AMD has announced a new version of its Ryzen 5000 desktop processors the Ryzen 5000 G-Series, which (like AMD’s previous G-Series offerings) adds an integrated GPU to the company’s existing Ryzen processors.
The company is launching six new APUs today. There are three 65W chips for more powerful machines an eight-core Ryzen 7 5700G model, a six-core Ryzen 5 5600G, and a quad-core Ryzen 3 5300G along with a trio of 35W GE chips with slightly less power and thermal headroom. And like their GPU-less counterparts, the new chips use AMD’s 7nm process and feature its Zen 3 architecture.
AMD is making some big performance claims. It says the 5700G is between 35 to 80 percent faster on average than Intel’s Core i7-10700 in creativity, productivity and benchmark apps. There’s also a night-and-day difference for games. AMD is claiming truly playable frame rates in titles that struggle on the Core i7, including Assassin’s Creed Odyssey, Civilization VI and Metro Exodus. The company is no doubt picking software that flatters the new Ryzens, but the tests are worth noting if gaming is an important consideration.

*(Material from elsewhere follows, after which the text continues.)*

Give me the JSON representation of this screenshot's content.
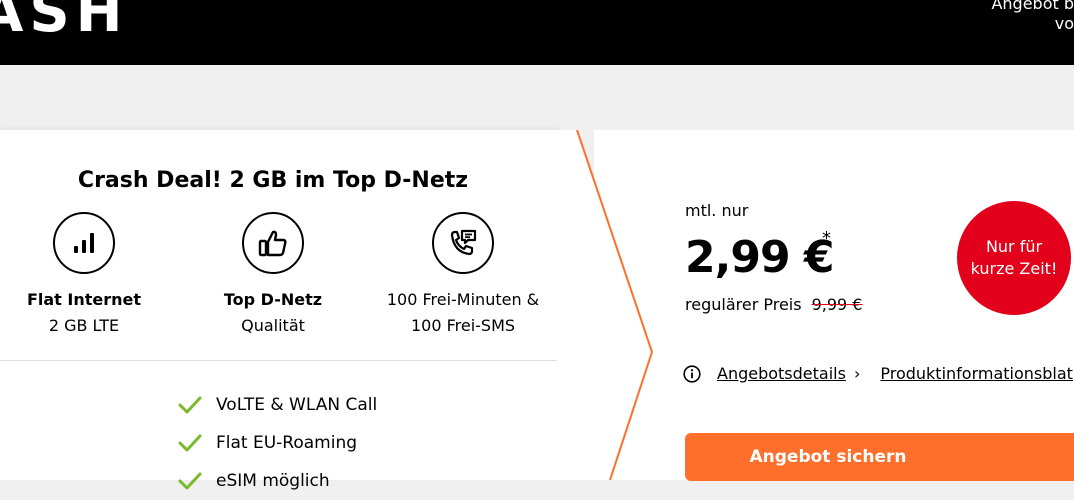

You’ll have to be content with buying the Ryzen 5000G series as part of a pre-built system in the first weeks after launch. However, AMD said they’ll be available separately for home-built PCs “later this year.” Either way, they could be extremely useful for tiding over gamers you could buy a Ryzen-powered system now and start playing while you wait for your dream GPU to become available.